Caso Jonatha: SSP promete concluir inquérito em 20 dias![]() |
Cúpula SSP justifica morosidade de inquérito (Fotos: Cássia Santana/Portal Infonet) |
Prossegue mais um capítulo da angústia vivida pelo casal Rosinaldo Araújo Almeida e Patrícia Ayres, pais do adolescente Jonatha Carvalho dos Anjos, 16, cujo corpo foi encontrado no dia 24 de março deste ano, no município de Neópolis. Na tarde desta quarta-feira, 11, a cúpula da Secretaria de Estado da Segurança Pública (SSP) recepcionou os pais de Jonatha para justificar a morosidade da polícia civil para concluir as investigações. Eles já tinham procurado a SSP, mas não foram atendidos e nesta quarta, o secretário João Eloy optou por convidá-los a participar da reunião em seu gabinete na SSP.
No encontro, os pais narraram novamente a dor, angústia e o pesadelo que ainda povoa a família do adolescente. “Como mãe é difícil, mas digo que ainda acredito na justiça. Não queremos vingança, queremos apenas que as pessoas que fizeram isso com meu filho sejam identificadas e punidas”, desabafou Patrícia Ayres. “Ele era um aluno exemplar, nunca tirou uma nota vermelha e não tinha passagem pela polícia”, revelou, segurando os relatórios da escola estadual Hamilton Alves Rocha, onde Jonatha estava matriculado no segundo ano do ensino médio.
![]() |
Coronel Iunes e os pais de Jonatha: conversa diplomática |
Até o momento, a Secretaria de Estado da Educação permanece com a matrícula em aberto, aguardando o atestado de óbito que deve ser liberado pela SSP. “Nem a um velório digno, meu filho teve direito. Por falta de atestado de óbito, ele foi enterrado como indigente”, desabafa a mãe.
Paciência
O secretário de segurança, João Eloy, pediu paciência à família e informou que a polícia está aguardando o resultado de algumas diligências para concluir o inquérito policial. Aos familiares, o secretário prometeu que as investigações serão encerradas num prazo de aproximadamente 20 dias.

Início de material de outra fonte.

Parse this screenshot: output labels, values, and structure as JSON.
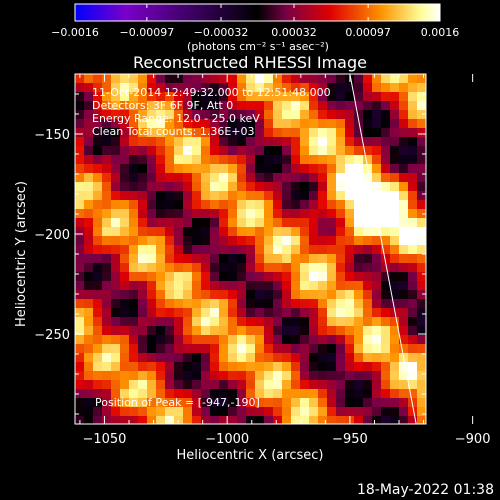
{
  "chart_data": {
    "type": "heatmap",
    "title": "Reconstructed RHESSI Image",
    "xlabel": "Heliocentric X (arcsec)",
    "ylabel": "Heliocentric Y (arcsec)",
    "xlim": [
      -1062,
      -919
    ],
    "ylim": [
      -295,
      -120
    ],
    "x_ticks": [
      -1050,
      -1000,
      -950,
      -900
    ],
    "x_tick_labels": [
      "−1050",
      "−1000",
      "−950",
      "−900"
    ],
    "y_ticks": [
      -150,
      -200,
      -250
    ],
    "y_tick_labels": [
      "−150",
      "−200",
      "−250"
    ],
    "colorbar": {
      "min": -0.0016,
      "max": 0.0016,
      "tick_values": [
        -0.0016,
        -0.00097,
        -0.00032,
        0.00032,
        0.00097,
        0.0016
      ],
      "tick_labels": [
        "−0.0016",
        "−0.00097",
        "−0.00032",
        "0.00032",
        "0.00097",
        "0.0016"
      ],
      "unit_label": "(photons cm⁻² s⁻¹ asec⁻²)",
      "colormap": [
        "#0000ff",
        "#7a00c8",
        "#000000",
        "#7a0046",
        "#e00000",
        "#ff9400",
        "#ffff9c",
        "#ffffff"
      ]
    },
    "info_lines": [
      "11-Oct-2014 12:49:32.000 to 12:51:48.000",
      "Detectors: 3F 6F 9F, Att 0",
      "Energy Range: 12.0 - 25.0 keV",
      "Clean     Total counts: 1.36E+03"
    ],
    "peak_label": "Position of Peak = [-947,-190]",
    "peak_position": [
      -947,
      -190
    ],
    "limb_line_points": [
      [
        -950,
        -120
      ],
      [
        -923,
        -295
      ]
    ],
    "fringe_angle_deg": 45
  },
  "footer": {
    "timestamp": "18-May-2022 01:38"
  }
}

O secretário explicou que a morosidade na liberação do atestado de óbito é decorrente do resultado do exame de DNA, realizado em Brasília. “O resultado chegou comprovando que o corpo é realmente do adolescente e, na próxima semana, o atestado está sendo liberado”, informou Eloy.
![]() |
Patrícia Ayres: "nem velório digno meu filho teve" |
Há suspeita que o jovem tenha sido executado durante uma operação policial desencadeada entre a noite do dia 13 e madrugada do dia 14 de março deste ano, no município de Japoatã, que culminou com a morte de Anderson de Jesus Oliveira, Ricardo André Carvalho Pimentel, conhecido como ‘Fofo’ e Eraldo Santos de Jesus, o ‘Mago’. O trio é acusado de integrar uma suposta quadrilha responsável pelo assassinato do soldado Elder Freitas, crime ocorrido no dia primeiro de março.
As investigações estão sendo conduzidas pelo delegado Jonathas Evangelista, da Coordenadoria das Delegacias do Interior. À imprensa, o delegado informou que está faltando uma peça principal no inquérito que seria um novo laudo pericial a respeito de novas diligências realizadas no local onde o corpo do adolescente foi encontrado para tentar localizar o projétil que matou o adolescente. A vítima foi alvejada por um tiro na cabeça, mas o projétil não foi localizado no corpo do adolescente, segundo o delegado. “No primeiro laudo, não houve indicação do tipo de arma usada no crime”, observou. “Não sendo encontrado o projétil, uma prova fica prejudicada, mas há outros meios de provas para concluir o inquérito”, adverte.
Os pais do adolescente morto não têm dúvida que ele estava no veículo alvo da operação policial realizada entre a noite do dia 13 e a madrugada de 14 de março. “Há testemunhas que viram meu filho no carro”, garante a mãe. Mas a polícia ainda não se manifestou quanto à autoria do crime. “Não posso informar nada a respeito de indícios de autoria antes da conclusão do inquérito”, diz o delegado. “Vários policiais foram ouvidos e a reconstituição do crime foi feita com base nestes depoimentos. Todos informam que Jonatha não estava no veículo naquele confronto”, enfatiza o delegado.